Ed Billings, the leader of my cross-country ride in 2015, gave us the above piece of advice before we started this trip. Our plan today was to ride about 84 miles and camp at Bear Ridge, but this afternoon we stumbled upon exactly the kind of opportunity that Ed was talking about.
We had spent the morning climbing and descending 3,500 feet over Sherman Pass, then pedaling up into Kettle Falls and over some rolling hills into Colville. The cool morning temperatures hadn’t lasted long, and by midday it was above 90 degrees. There was a pretty serious ascent out of Colville, perhaps the steepest climbing we’ve seen so far. The sun was beating down hard and shady spots were few and far between.
Our maps indicated that there was a biker hostel ahead and we stopped there, hoping to fill up our water before pushing the last 24 miles into camp. Shelley and Barry, the owners of the hostel, have been hosting cyclists on their property here for nine years.

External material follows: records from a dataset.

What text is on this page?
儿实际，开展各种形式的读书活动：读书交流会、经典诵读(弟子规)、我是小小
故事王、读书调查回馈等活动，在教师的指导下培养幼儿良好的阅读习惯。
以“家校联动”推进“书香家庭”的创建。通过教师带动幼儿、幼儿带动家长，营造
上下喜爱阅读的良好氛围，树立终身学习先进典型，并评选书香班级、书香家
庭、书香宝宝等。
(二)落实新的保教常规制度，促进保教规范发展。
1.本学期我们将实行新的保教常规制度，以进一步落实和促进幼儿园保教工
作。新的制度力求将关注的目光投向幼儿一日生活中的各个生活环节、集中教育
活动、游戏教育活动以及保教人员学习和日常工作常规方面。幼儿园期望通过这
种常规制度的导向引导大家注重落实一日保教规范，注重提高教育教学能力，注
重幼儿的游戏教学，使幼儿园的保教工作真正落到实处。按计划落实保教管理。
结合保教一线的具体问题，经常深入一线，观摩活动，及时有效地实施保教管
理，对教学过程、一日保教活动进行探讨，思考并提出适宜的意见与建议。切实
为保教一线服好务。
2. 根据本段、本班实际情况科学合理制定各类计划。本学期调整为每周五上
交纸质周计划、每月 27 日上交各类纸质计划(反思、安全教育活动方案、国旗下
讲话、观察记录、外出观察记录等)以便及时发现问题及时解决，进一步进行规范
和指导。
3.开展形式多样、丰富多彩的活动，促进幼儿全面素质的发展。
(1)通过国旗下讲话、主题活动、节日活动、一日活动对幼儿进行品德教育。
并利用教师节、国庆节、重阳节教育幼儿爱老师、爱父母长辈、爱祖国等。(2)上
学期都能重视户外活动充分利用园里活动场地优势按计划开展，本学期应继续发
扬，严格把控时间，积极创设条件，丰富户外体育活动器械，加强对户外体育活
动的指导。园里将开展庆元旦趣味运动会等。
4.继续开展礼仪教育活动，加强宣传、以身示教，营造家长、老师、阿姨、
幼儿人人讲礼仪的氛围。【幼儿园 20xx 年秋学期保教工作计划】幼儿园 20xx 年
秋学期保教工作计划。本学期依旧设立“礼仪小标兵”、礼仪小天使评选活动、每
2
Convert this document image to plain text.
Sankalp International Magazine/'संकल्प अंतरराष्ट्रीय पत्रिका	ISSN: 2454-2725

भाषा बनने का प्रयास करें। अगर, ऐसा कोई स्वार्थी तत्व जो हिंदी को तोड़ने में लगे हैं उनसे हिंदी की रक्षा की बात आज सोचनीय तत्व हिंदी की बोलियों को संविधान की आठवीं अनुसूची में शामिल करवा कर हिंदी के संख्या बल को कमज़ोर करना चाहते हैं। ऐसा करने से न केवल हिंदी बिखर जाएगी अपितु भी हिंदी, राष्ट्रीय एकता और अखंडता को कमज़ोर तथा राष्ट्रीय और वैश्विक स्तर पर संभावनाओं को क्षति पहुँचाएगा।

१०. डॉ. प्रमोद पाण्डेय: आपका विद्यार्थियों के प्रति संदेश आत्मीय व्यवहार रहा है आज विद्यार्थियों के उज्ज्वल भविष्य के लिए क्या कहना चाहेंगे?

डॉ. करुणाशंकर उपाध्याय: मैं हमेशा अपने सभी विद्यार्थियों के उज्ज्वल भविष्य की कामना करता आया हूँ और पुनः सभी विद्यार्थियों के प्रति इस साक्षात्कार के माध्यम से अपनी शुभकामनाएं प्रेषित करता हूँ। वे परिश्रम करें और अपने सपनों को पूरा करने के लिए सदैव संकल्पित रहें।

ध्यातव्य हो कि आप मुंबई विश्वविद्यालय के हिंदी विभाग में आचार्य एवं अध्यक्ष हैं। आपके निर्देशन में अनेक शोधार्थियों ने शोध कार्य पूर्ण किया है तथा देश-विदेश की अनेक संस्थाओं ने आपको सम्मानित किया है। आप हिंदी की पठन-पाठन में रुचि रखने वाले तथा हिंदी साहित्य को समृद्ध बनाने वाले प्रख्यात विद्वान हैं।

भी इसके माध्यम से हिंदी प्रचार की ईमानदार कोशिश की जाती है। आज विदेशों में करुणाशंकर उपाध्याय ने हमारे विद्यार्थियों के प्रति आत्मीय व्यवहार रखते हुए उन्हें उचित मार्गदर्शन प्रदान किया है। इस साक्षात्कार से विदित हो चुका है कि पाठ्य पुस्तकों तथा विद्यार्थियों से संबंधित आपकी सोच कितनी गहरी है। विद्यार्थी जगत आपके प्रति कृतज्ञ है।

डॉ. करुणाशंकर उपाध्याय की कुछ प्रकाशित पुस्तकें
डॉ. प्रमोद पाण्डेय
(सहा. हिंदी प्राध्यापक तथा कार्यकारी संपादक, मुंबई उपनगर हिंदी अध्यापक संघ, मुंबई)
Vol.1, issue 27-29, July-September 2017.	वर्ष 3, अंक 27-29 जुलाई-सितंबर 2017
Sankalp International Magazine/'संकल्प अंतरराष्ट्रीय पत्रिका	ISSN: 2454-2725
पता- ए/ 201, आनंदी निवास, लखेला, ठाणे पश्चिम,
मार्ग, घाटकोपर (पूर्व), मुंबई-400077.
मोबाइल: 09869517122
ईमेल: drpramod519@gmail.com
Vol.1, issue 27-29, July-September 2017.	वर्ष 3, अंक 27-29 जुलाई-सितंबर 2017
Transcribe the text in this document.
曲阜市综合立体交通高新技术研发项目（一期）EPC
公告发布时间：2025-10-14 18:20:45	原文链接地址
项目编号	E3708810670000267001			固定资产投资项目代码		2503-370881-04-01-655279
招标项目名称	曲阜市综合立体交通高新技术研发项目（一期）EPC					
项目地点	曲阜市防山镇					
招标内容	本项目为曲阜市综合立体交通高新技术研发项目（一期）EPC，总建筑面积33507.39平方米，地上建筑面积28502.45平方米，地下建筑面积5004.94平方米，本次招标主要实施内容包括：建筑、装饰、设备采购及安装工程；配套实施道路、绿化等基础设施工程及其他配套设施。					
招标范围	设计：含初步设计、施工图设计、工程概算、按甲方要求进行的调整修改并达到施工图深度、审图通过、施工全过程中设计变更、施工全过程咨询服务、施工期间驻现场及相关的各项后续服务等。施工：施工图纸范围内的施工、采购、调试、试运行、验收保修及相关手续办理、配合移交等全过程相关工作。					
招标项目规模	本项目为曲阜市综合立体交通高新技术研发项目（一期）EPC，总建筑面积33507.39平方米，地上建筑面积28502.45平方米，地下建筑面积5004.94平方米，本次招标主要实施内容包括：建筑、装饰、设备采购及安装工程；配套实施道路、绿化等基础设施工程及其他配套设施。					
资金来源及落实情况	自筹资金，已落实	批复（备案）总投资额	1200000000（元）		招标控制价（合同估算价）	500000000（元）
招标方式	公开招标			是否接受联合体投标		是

While we filled our bottles and mentally prepared to head back out into the heat for a few more hours, they offered us clean beds, showers, a washer and dryer for laundry, and a home-cooked dinner. So much for those last 24 miles.
We are only the second group of cyclists who have come through this touring season, and the hostel was still not fully set up, so we were more than happy to help unload boxes, vacuum the floors, and clean the bathrooms. After we finished tidying up, we headed over to Shelly and Barry’s house where they host a weekly Friday dinner with a variety of guests, including any bikers that happen to be spending the night. Dinner consisted of three separate homemade soups with fresh vegetables, one of which was made with morels collected by one of the guests (a distinguished mushroom hunter who had gathered 25 gallons of morels the day before). Dessert was a selection of no fewer than eight varieties of ice cream.
All of the food was delicious, but what made the night was the communal atmosphere of the meal. There were fifteen guests in total, including Shelley, Barry, the three of us, and two other cyclists. Most of us had never met before but, by the end of the meal, we had gotten to know everyone and felt truly at home.
We cannot thank Shelley and Barry enough for their generosity and their willingness to open up their home to complete strangers. We also owe a huge thanks to Ed Billings for reminding us to enjoy opportunities like this.